Memory Error Detection Using Light-Weight Software Approach
Original Publication Date: 2005-Aug-16
Included in the Prior Art Database: 2005-Aug-16
Problem: Need the ability to apply threshold to certain errors when detecting/logging. The threshold provides a filter so that critical errors can be predicted yet occasional errors are not treated as being critical. In existing implementations, the memory controller is configured to invoke a system service when at least one error occurs or when a specified number of errors occur. If the service is invoked for each error, software keeps a count of how many errors have occurred by incrementing the total count for each system service invocation. Alternatively, if the memory controller supports it, the system service can be invoked only when a specified number of errors have occurred. By noting the range of time in which the errors occurred, the system service can conclude that the error is critical or not. Frequent errors would suggest that the memory module is likely to experience an critical uncorrectable error. In frequent errors are considered correctable and don't constitute a potential problem. The previous two approaches require the memory controller to invoke a system service upon detection of one or more memory errors. Unfortunately, if the memory controller lacks this ability, significant problems could exist. Since there is no way to invoke a system service as a result of a memory error, some form of polling must be used. Typically this takes the form of a periodic system service. The service checks the error status to determine if any errors have occurred since its last invocation. With any polling implementation a trade-off must be made between latency and overhead. If response latency is the priority, a high rate of polling is required. Unfortunately, this results in high service overhead. If the polling is too small, user applications may experience reduced performance. Also, errors may be introduced in the form of system time skew. At the other extreme, if the period is too high it may take more time to detect memory errors. If the detection time is too high, smaller bursts of errors may go undetected.
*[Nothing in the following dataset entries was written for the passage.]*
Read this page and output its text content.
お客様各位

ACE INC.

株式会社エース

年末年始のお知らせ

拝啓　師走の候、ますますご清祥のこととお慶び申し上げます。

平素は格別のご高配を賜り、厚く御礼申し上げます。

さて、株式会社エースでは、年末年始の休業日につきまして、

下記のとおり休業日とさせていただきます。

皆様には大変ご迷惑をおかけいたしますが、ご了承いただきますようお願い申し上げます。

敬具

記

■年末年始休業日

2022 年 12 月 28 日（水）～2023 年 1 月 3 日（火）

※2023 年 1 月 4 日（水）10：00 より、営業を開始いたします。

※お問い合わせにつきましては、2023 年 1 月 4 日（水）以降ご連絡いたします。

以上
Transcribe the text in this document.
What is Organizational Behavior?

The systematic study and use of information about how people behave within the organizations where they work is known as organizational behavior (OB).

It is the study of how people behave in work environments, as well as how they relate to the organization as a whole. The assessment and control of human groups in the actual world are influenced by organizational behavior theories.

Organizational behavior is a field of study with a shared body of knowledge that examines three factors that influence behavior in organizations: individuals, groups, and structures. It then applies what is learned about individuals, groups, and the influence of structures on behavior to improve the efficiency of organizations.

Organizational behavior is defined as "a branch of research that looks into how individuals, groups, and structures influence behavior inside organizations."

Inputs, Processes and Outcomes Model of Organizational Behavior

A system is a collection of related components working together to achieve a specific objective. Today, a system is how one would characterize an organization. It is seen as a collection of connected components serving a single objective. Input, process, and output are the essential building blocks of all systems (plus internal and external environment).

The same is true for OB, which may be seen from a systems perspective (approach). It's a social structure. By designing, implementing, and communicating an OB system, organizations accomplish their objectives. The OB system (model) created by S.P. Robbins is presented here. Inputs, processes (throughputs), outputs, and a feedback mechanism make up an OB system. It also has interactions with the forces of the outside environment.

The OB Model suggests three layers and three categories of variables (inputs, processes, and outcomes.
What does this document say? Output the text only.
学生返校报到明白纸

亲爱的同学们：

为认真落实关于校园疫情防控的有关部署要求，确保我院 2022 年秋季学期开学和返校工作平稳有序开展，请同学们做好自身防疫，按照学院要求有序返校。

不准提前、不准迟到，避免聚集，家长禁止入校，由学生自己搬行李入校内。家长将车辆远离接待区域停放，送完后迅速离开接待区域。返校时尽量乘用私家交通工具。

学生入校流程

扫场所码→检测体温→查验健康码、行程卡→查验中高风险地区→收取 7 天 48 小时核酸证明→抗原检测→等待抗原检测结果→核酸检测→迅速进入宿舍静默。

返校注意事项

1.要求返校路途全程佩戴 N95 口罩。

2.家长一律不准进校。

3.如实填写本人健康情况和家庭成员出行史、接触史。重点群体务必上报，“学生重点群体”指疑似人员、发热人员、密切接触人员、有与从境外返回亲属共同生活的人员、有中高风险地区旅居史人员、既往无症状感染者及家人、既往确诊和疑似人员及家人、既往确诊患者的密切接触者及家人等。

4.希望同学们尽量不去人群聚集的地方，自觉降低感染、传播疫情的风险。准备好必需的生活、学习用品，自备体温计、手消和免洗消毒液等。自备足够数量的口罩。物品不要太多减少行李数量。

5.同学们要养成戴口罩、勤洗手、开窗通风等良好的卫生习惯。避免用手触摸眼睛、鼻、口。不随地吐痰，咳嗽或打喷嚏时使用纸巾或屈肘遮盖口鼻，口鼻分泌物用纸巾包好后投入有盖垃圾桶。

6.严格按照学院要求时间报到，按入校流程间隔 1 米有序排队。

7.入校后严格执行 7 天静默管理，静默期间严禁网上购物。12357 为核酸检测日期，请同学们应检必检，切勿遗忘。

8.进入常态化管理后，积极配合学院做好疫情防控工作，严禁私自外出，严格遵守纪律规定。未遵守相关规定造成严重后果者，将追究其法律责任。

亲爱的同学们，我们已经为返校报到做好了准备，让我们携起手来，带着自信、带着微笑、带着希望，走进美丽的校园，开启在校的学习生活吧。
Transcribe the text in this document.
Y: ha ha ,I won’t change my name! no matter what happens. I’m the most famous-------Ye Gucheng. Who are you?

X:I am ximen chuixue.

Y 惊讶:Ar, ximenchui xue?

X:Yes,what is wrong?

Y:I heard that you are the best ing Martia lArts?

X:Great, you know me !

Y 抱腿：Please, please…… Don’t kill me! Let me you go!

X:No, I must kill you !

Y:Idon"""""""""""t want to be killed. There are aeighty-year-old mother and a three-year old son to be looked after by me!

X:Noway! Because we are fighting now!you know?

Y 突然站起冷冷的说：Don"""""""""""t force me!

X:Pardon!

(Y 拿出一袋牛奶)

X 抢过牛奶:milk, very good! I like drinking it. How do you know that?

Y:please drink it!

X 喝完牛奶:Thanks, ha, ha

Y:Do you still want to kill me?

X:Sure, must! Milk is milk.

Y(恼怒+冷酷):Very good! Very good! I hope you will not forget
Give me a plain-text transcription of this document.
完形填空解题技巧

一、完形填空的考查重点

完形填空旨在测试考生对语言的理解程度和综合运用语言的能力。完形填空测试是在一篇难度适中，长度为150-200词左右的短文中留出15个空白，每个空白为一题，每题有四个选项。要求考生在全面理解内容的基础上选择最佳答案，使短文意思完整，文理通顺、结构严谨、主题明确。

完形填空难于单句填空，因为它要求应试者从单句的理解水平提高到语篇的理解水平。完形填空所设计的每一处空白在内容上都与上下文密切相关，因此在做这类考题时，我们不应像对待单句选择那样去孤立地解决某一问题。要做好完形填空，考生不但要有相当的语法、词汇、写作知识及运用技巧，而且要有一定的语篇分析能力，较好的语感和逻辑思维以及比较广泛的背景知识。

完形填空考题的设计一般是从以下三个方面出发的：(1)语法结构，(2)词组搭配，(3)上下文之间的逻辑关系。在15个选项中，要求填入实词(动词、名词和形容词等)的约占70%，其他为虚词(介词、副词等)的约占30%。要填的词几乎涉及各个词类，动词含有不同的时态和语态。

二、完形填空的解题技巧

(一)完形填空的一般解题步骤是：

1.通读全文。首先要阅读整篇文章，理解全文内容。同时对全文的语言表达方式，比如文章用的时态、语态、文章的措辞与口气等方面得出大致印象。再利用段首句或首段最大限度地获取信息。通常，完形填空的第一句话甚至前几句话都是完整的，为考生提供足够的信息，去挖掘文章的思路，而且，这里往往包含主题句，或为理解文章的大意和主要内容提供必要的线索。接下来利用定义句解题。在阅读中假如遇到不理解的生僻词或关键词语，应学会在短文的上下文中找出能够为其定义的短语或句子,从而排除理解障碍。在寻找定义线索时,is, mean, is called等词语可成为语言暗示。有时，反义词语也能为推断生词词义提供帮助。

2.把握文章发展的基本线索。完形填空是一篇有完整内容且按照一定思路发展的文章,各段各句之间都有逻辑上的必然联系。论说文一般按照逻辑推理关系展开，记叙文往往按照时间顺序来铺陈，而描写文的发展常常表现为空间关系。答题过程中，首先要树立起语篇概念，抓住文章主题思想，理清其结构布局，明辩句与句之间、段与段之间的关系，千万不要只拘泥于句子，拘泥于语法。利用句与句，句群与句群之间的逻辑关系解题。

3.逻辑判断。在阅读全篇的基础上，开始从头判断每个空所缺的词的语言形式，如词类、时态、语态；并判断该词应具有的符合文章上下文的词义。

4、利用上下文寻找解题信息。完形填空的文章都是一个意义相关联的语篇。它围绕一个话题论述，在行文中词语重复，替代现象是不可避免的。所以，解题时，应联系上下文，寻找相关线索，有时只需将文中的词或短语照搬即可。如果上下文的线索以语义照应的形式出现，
Memory Error Detection Using Light -Weight Software Approach
Contribution: Light-weight software method for detecting and characterizing memory errors in systems without full hardware support for detection and reporting of such errors.
Benefit 1: Eliminates need for intrusive high polling rates. This improves system performance.
Benefit 2: Detects critical errors within a single polling interval. This improves reliability of the system.
Our approach is to improve the timeliness of error detection in system service
routines that use polling in lieu of interrupt generation. If an error is detected during the
periodic system service a focused characterization of memory is made. This
characterization allows potentially critical errors to be detected within a single polling
event. This method is intended for systems that have the ability to detect memory
errors, but not the ability to invoke a system service to characterize the severity of the
error. The system is assumed to be able to capture the address of at least one of the
memory accesses which caused the detected memory error. For example, the address
of the first or last error. A high level description of the steps is listed below.
1) Periodic invocation of system service.
2) System service check for presence of error.
3) If error exists, address of at least one of the errors obtained by system service.
4) Clear error status.
5) A tight loop is executed to access the failing address. Following each access, the cache line containing the failing address is flushed using CLFLUSH instruction or equivalent.
6) Following each cache line flush, check for presence of memory error and increment error count as required.
7) Clear error status.
8) If the number of errors is greater than an acceptable th...